Length scales in electrolytes

TL;DR

This study uses extensive Molecular Dynamics simulations to investigate electrolyte properties across concentrations, identifying a plausible origin for the experimentally observed anomalously increasing screening length at high ionic concentrations.

Contribution

The paper provides a detailed simulation-based analysis of electrolyte behavior, clarifying the origin of the long-range screening length observed in experiments, without relying on phenomenological assumptions.

Findings

Identified a candidate for the anomalously increasing screening length.

Quantified structural, dielectric, and transport changes across concentrations.

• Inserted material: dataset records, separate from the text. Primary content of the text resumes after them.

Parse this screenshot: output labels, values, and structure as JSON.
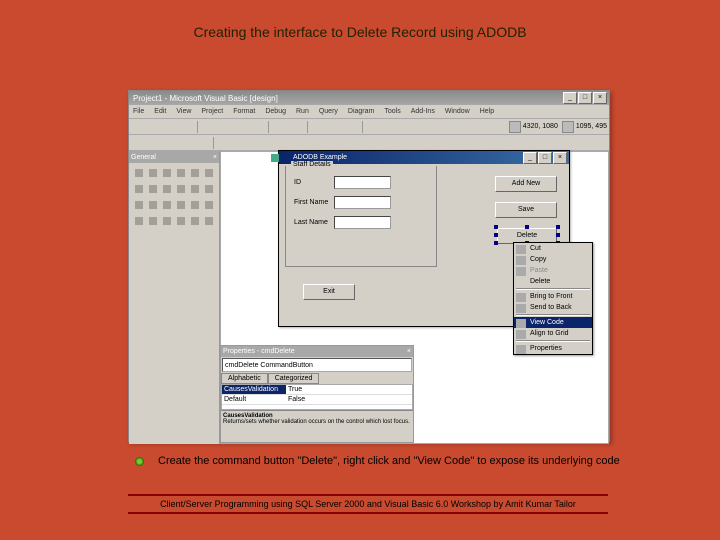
{
  "slide": {
    "title": "Creating the interface to Delete Record using ADODB",
    "caption": "Create the command button \"Delete\", right click and \"View Code\" to expose its underlying code",
    "footer": "Client/Server Programming using SQL Server 2000 and Visual Basic 6.0 Workshop by Amit Kumar Tailor"
  },
  "ide": {
    "title": "Project1 - Microsoft Visual Basic [design]",
    "menu": [
      "File",
      "Edit",
      "View",
      "Project",
      "Format",
      "Debug",
      "Run",
      "Query",
      "Diagram",
      "Tools",
      "Add-Ins",
      "Window",
      "Help"
    ],
    "coords1": "4320, 1080",
    "coords2": "1095, 495",
    "toolbox_title": "General"
  },
  "designer": {
    "form_title": "ADODB Example",
    "groupbox": "Staff Details",
    "fields": {
      "id": "ID",
      "first": "First Name",
      "last": "Last Name"
    },
    "buttons": {
      "addnew": "Add New",
      "save": "Save",
      "delete": "Delete",
      "exit": "Exit"
    }
  },
  "context_menu": {
    "cut": "Cut",
    "copy": "Copy",
    "paste": "Paste",
    "delete": "Delete",
    "bring_front": "Bring to Front",
    "send_back": "Send to Back",
    "view_code": "View Code",
    "align_grid": "Align to Grid",
    "properties": "Properties"
  },
  "props": {
    "panel_title": "Properties - cmdDelete",
    "combo": "cmdDelete   CommandButton",
    "tab1": "Alphabetic",
    "tab2": "Categorized",
    "rows": [
      {
        "k": "CausesValidation",
        "v": "True"
      },
      {
        "k": "Default",
        "v": "False"
      }
    ],
    "desc_title": "CausesValidation",
    "desc_body": "Returns/sets whether validation occurs on the control which lost focus."
  }
}
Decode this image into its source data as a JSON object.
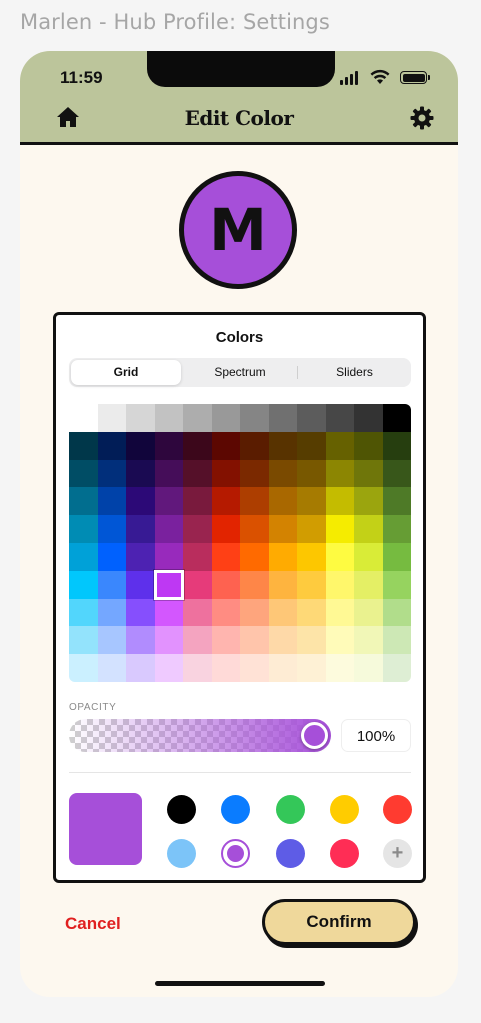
{
  "frame": {
    "title": "Marlen - Hub Profile: Settings"
  },
  "status_bar": {
    "time": "11:59",
    "signal_icon": "signal-icon",
    "wifi_icon": "wifi-icon",
    "battery_icon": "battery-icon"
  },
  "header": {
    "title": "Edit Color",
    "left_icon": "home-icon",
    "right_icon": "gear-icon",
    "background": "#bcc59b"
  },
  "avatar": {
    "initial": "M",
    "color": "#a64fd9"
  },
  "picker": {
    "title": "Colors",
    "tabs": [
      {
        "label": "Grid",
        "active": true
      },
      {
        "label": "Spectrum",
        "active": false
      },
      {
        "label": "Sliders",
        "active": false
      }
    ],
    "opacity_label": "OPACITY",
    "opacity_value": "100%",
    "opacity_fraction": 1.0,
    "current_color": "#a64fd9",
    "selected_grid_cell": {
      "row": 6,
      "col": 3
    },
    "grid_colors": [
      [
        "#ffffff",
        "#ebebeb",
        "#d6d6d6",
        "#c2c2c2",
        "#adadad",
        "#999999",
        "#858585",
        "#707070",
        "#5c5c5c",
        "#474747",
        "#333333",
        "#000000"
      ],
      [
        "#00374a",
        "#011d57",
        "#11053b",
        "#2e063d",
        "#3c071b",
        "#5c0701",
        "#5a1c00",
        "#583300",
        "#563d00",
        "#666100",
        "#4f5504",
        "#263e0f"
      ],
      [
        "#004d65",
        "#012f7b",
        "#1a0a52",
        "#450d59",
        "#551029",
        "#831100",
        "#7b2900",
        "#7a4a00",
        "#785800",
        "#8c8602",
        "#6f760a",
        "#38571a"
      ],
      [
        "#016e8f",
        "#0042a9",
        "#2c0977",
        "#61187c",
        "#791a3d",
        "#b51a00",
        "#ad3e00",
        "#a96800",
        "#a67b01",
        "#c4bc00",
        "#9ba50e",
        "#4e7a27"
      ],
      [
        "#008cb4",
        "#0056d6",
        "#371a94",
        "#7a219e",
        "#99244f",
        "#e22400",
        "#da5100",
        "#d38301",
        "#d19d01",
        "#f5ec00",
        "#c3d117",
        "#669d34"
      ],
      [
        "#00a1d8",
        "#0061fe",
        "#4d22b2",
        "#982abc",
        "#b92d5d",
        "#ff4015",
        "#ff6a00",
        "#ffab01",
        "#fdc700",
        "#fefb41",
        "#d9ec37",
        "#76bb40"
      ],
      [
        "#01c7fc",
        "#3a87fd",
        "#5e30eb",
        "#be38f3",
        "#e63b7a",
        "#fe6250",
        "#fe8648",
        "#feb43f",
        "#fecb3e",
        "#fff76b",
        "#e4ef65",
        "#96d35f"
      ],
      [
        "#52d6fc",
        "#74a7ff",
        "#864ffd",
        "#d357fe",
        "#ee719e",
        "#ff8c82",
        "#fea57d",
        "#fec777",
        "#fed977",
        "#fff994",
        "#eaf28f",
        "#b1dd8b"
      ],
      [
        "#93e3fc",
        "#a7c6ff",
        "#b18cfe",
        "#e292fe",
        "#f4a4c0",
        "#ffb5af",
        "#ffc5ab",
        "#fed9a8",
        "#fde4a8",
        "#fffbb9",
        "#f1f7b7",
        "#cde8b5"
      ],
      [
        "#cbf0ff",
        "#d3e2ff",
        "#d9c9fe",
        "#efcaff",
        "#f9d3e0",
        "#ffdad8",
        "#ffe2d6",
        "#feecd4",
        "#fef1d5",
        "#fdfbdd",
        "#f6fadb",
        "#deeed4"
      ]
    ],
    "swatches": [
      {
        "color": "#000000",
        "selected": false
      },
      {
        "color": "#0a7cff",
        "selected": false
      },
      {
        "color": "#34c759",
        "selected": false
      },
      {
        "color": "#ffcc00",
        "selected": false
      },
      {
        "color": "#ff3b30",
        "selected": false
      },
      {
        "color": "#7cc4f8",
        "selected": false
      },
      {
        "color": "#a64fd9",
        "selected": true
      },
      {
        "color": "#5e5ce6",
        "selected": false
      },
      {
        "color": "#ff2d55",
        "selected": false
      }
    ],
    "add_icon": "plus-icon"
  },
  "actions": {
    "cancel_label": "Cancel",
    "confirm_label": "Confirm"
  }
}
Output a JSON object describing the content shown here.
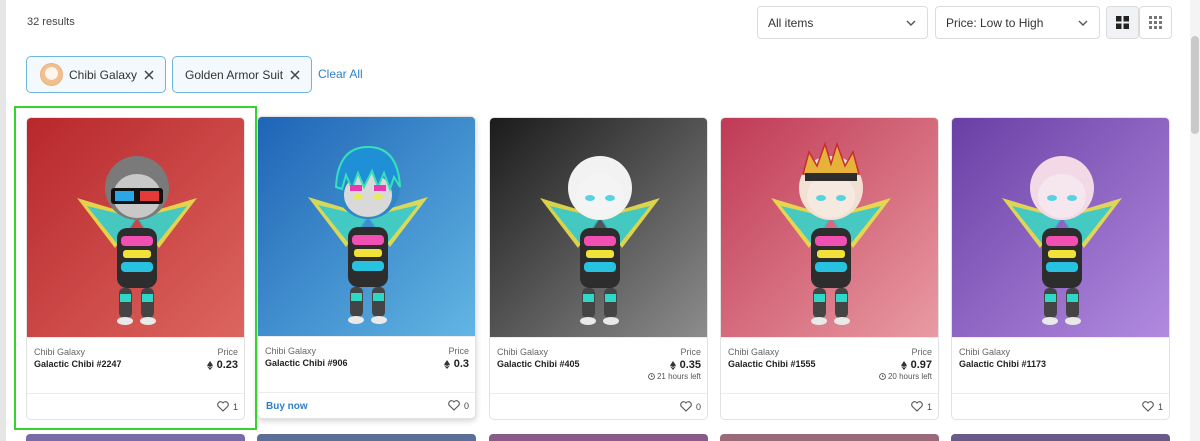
{
  "results_text": "32 results",
  "filters": {
    "items_select": "All items",
    "sort_select": "Price: Low to High"
  },
  "chips": [
    {
      "label": "Chibi Galaxy"
    },
    {
      "label": "Golden Armor Suit"
    }
  ],
  "clear_all": "Clear All",
  "cards": [
    {
      "collection": "Chibi Galaxy",
      "name": "Galactic Chibi #2247",
      "price_label": "Price",
      "price": "0.23",
      "time_left": "",
      "buy_now": "",
      "likes": "1",
      "bg_top": "#b8272c",
      "bg_bottom": "#dd6660"
    },
    {
      "collection": "Chibi Galaxy",
      "name": "Galactic Chibi #906",
      "price_label": "Price",
      "price": "0.3",
      "time_left": "",
      "buy_now": "Buy now",
      "likes": "0",
      "bg_top": "#1f64b6",
      "bg_bottom": "#62b6e4"
    },
    {
      "collection": "Chibi Galaxy",
      "name": "Galactic Chibi #405",
      "price_label": "Price",
      "price": "0.35",
      "time_left": "21 hours left",
      "buy_now": "",
      "likes": "0",
      "bg_top": "#1b1b1b",
      "bg_bottom": "#8d8d8d"
    },
    {
      "collection": "Chibi Galaxy",
      "name": "Galactic Chibi #1555",
      "price_label": "Price",
      "price": "0.97",
      "time_left": "20 hours left",
      "buy_now": "",
      "likes": "1",
      "bg_top": "#c03a55",
      "bg_bottom": "#e99ba3"
    },
    {
      "collection": "Chibi Galaxy",
      "name": "Galactic Chibi #1173",
      "price_label": "",
      "price": "",
      "time_left": "",
      "buy_now": "",
      "likes": "1",
      "bg_top": "#6a3fa5",
      "bg_bottom": "#b28be0"
    }
  ],
  "colors": {
    "accent": "#2f7fc8",
    "chip_border": "#6fb4dd",
    "highlight": "#35d42a"
  }
}
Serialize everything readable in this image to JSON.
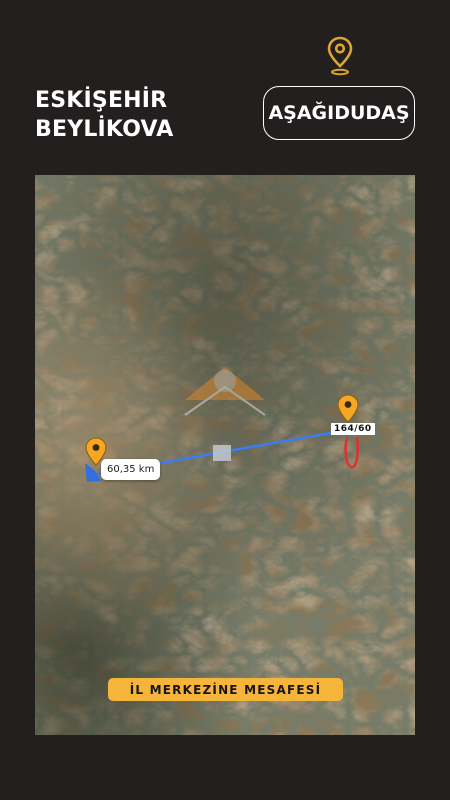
{
  "header": {
    "city": "ESKİŞEHİR",
    "district": "BEYLİKOVA",
    "village": "AŞAĞIDUDAŞ",
    "location_icon": "map-pin-icon"
  },
  "map": {
    "distance_label": "60,35 km",
    "parcel_label": "164/60",
    "caption": "İL MERKEZİNE MESAFESİ",
    "route_color": "#3b7cf0",
    "pin_color": "#f5a623",
    "caption_color": "#f5b43a",
    "parcel_outline_color": "#e03030"
  },
  "colors": {
    "background": "#231f1e",
    "text": "#ffffff"
  }
}
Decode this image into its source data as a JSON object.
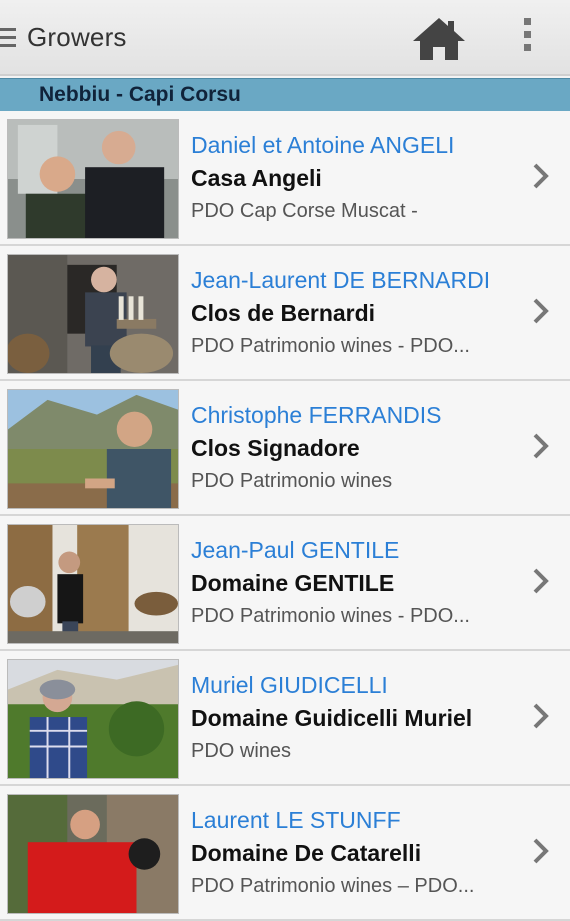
{
  "action_bar": {
    "title": "Growers",
    "icons": [
      "drawer-icon",
      "home-icon",
      "overflow-menu-icon"
    ]
  },
  "section": {
    "title": "Nebbiu - Capi Corsu"
  },
  "growers": [
    {
      "name": "Daniel et Antoine ANGELI",
      "estate": "Casa Angeli",
      "appellation": "PDO Cap Corse Muscat -"
    },
    {
      "name": "Jean-Laurent DE BERNARDI",
      "estate": "Clos de Bernardi",
      "appellation": "PDO Patrimonio wines -  PDO..."
    },
    {
      "name": "Christophe FERRANDIS",
      "estate": "Clos Signadore",
      "appellation": "PDO Patrimonio wines"
    },
    {
      "name": "Jean-Paul GENTILE",
      "estate": "Domaine GENTILE",
      "appellation": "PDO Patrimonio wines -  PDO..."
    },
    {
      "name": "Muriel GIUDICELLI",
      "estate": "Domaine Guidicelli Muriel",
      "appellation": "PDO wines"
    },
    {
      "name": "Laurent LE STUNFF",
      "estate": "Domaine De Catarelli",
      "appellation": "PDO Patrimonio wines –  PDO..."
    }
  ],
  "colors": {
    "grower_name": "#2b7fd6",
    "section_bg": "#6aa8c4",
    "action_bar_bg": "#e8e8e8"
  }
}
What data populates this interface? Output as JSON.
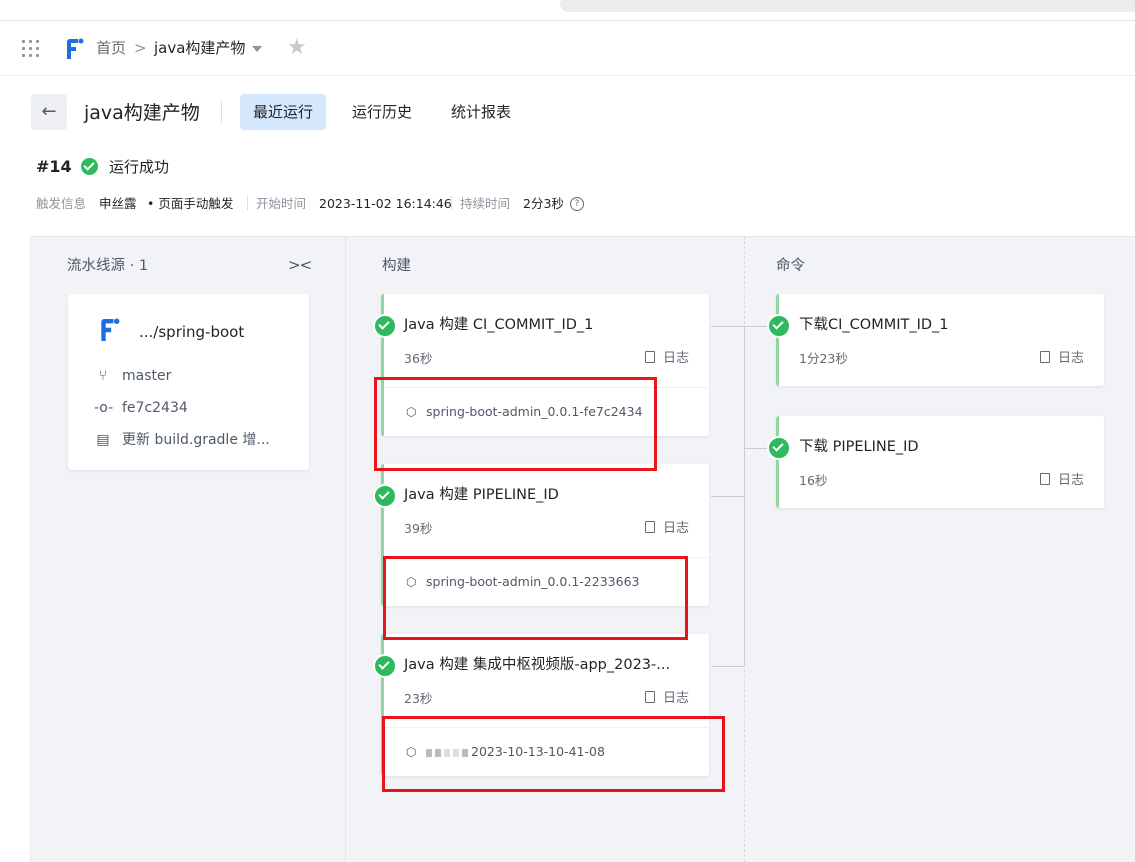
{
  "breadcrumb": {
    "home": "首页",
    "separator": ">",
    "current": "java构建产物"
  },
  "header": {
    "back_icon": "arrow-left-icon",
    "title": "java构建产物",
    "tabs": [
      {
        "label": "最近运行",
        "active": true
      },
      {
        "label": "运行历史",
        "active": false
      },
      {
        "label": "统计报表",
        "active": false
      }
    ]
  },
  "run": {
    "number": "#14",
    "status": "运行成功",
    "trigger_label": "触发信息",
    "trigger_user": "申丝露",
    "trigger_method": "• 页面手动触发",
    "start_label": "开始时间",
    "start_time": "2023-11-02 16:14:46",
    "duration_label": "持续时间",
    "duration": "2分3秒",
    "help_icon": "question-circle-icon"
  },
  "source": {
    "header": "流水线源 · 1",
    "collapse_icon": "collapse-icon",
    "repo": ".../spring-boot",
    "branch": "master",
    "commit": "fe7c2434",
    "message": "更新 build.gradle 增..."
  },
  "stages": [
    {
      "name": "构建",
      "jobs": [
        {
          "title": "Java 构建 CI_COMMIT_ID_1",
          "duration": "36秒",
          "log": "日志",
          "artifact": "spring-boot-admin_0.0.1-fe7c2434"
        },
        {
          "title": "Java 构建 PIPELINE_ID",
          "duration": "39秒",
          "log": "日志",
          "artifact": "spring-boot-admin_0.0.1-2233663"
        },
        {
          "title": "Java 构建 集成中枢视频版-app_2023-...",
          "duration": "23秒",
          "log": "日志",
          "artifact": "2023-10-13-10-41-08"
        }
      ]
    },
    {
      "name": "命令",
      "jobs": [
        {
          "title": "下载CI_COMMIT_ID_1",
          "duration": "1分23秒",
          "log": "日志"
        },
        {
          "title": "下载 PIPELINE_ID",
          "duration": "16秒",
          "log": "日志"
        }
      ]
    }
  ],
  "colors": {
    "success": "#2fb85d",
    "active_tab": "#d5e8fb",
    "highlight_box": "#e8141c"
  }
}
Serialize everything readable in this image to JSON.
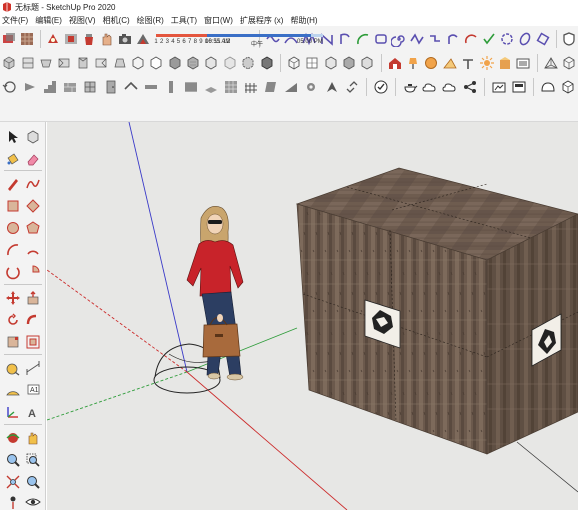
{
  "window": {
    "title": "无标题 - SketchUp Pro 2020"
  },
  "menubar": {
    "items": [
      "文件(F)",
      "编辑(E)",
      "视图(V)",
      "相机(C)",
      "绘图(R)",
      "工具(T)",
      "窗口(W)",
      "扩展程序 (x)",
      "帮助(H)"
    ]
  },
  "shadows": {
    "month_numbers": "1 2 3 4 5 6 7 8 9 10 11 12",
    "time_start": "06:55 AM",
    "time_mid": "中午",
    "time_end": "05:00 PM",
    "time_fill": 0.9
  },
  "colors": {
    "accent_red": "#d0322a",
    "sky": "#e7e7e5",
    "wood_dark": "#5a4a3e",
    "wood_mid": "#776658",
    "wood_light": "#8b7a6b",
    "axis_red": "#cc2b2b",
    "axis_green": "#2e9c3a",
    "axis_blue": "#3a3ac8"
  }
}
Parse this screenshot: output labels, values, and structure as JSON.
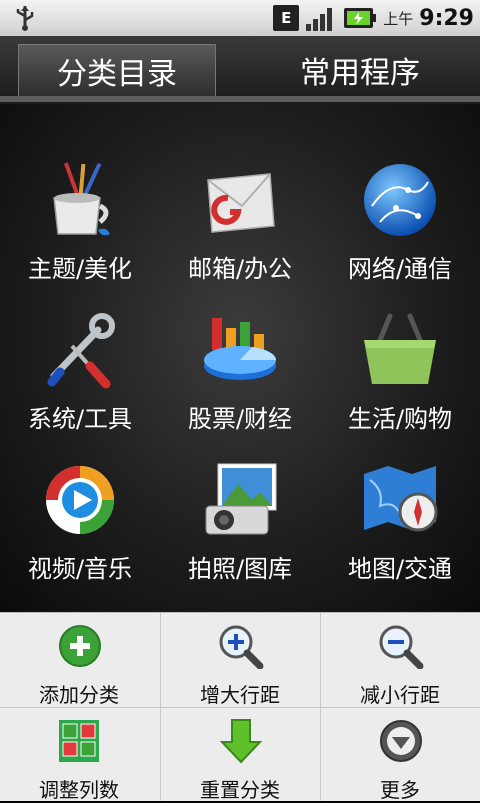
{
  "status_bar": {
    "time_prefix": "上午",
    "time": "9:29",
    "network_badge": "E"
  },
  "tabs": [
    {
      "label": "分类目录",
      "active": true
    },
    {
      "label": "常用程序",
      "active": false
    }
  ],
  "categories": [
    {
      "label": "主题/美化",
      "icon": "paintbrush-cup-icon"
    },
    {
      "label": "邮箱/办公",
      "icon": "mail-envelope-icon"
    },
    {
      "label": "网络/通信",
      "icon": "globe-network-icon"
    },
    {
      "label": "系统/工具",
      "icon": "tools-wrench-icon"
    },
    {
      "label": "股票/财经",
      "icon": "chart-finance-icon"
    },
    {
      "label": "生活/购物",
      "icon": "shopping-basket-icon"
    },
    {
      "label": "视频/音乐",
      "icon": "media-play-icon"
    },
    {
      "label": "拍照/图库",
      "icon": "camera-photo-icon"
    },
    {
      "label": "地图/交通",
      "icon": "map-compass-icon"
    }
  ],
  "menu": [
    {
      "label": "添加分类",
      "icon": "add-icon"
    },
    {
      "label": "增大行距",
      "icon": "zoom-in-icon"
    },
    {
      "label": "减小行距",
      "icon": "zoom-out-icon"
    },
    {
      "label": "调整列数",
      "icon": "columns-icon"
    },
    {
      "label": "重置分类",
      "icon": "reset-arrow-icon"
    },
    {
      "label": "更多",
      "icon": "more-icon"
    }
  ],
  "colors": {
    "accent_green": "#3aa236",
    "tab_bg": "#2c2c2c",
    "menu_bg": "#ececec"
  }
}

Revealed nano-scale ion organization related to the long-range effects.

Abstract

The elusive presence of an anomalously increasing screening length at high ionic concentrations hampers a complete picture of interactions in electrolytes. Theories which extend the diluted Debye-Huckel framework to higher concentrations predict, in addition to the expected decreasing Debye length, an increasing significant scale of the order of at most a few ionic diameters. More recent surface force balance experiments with different materials succeeded in measuring increasing length scales which, however, turn out to extend over tenths or even hundreds of ionic diameters. While simulation work has managed to characterize the former, the latter still avoid detection, generating doubts about its true origin. Here we provide a step forward in the clarification of such a conundrum. We have studied by extensive Molecular Dynamics simulation the properties of a generic model of electrolyte, lithium tetrafluoroborate dissolved in ethylene-carbonate, in a vast range of salt concentrations continuously joining the Debye non-interacting limit to the opposite over-charged solvent-in-salt states. On one side, we have accurately determined the macroscopic concentration-induced structural, dielectric and transport modifications, on the other we have quantified the resulting nano-scale ions organization. Based only on the simulation data, without resorting to any uncontrolled hypothesis or phenomenological parameter, we identify a convincing candidate for the measured anomalously increasing length, whose origin has been possibly misinterpreted.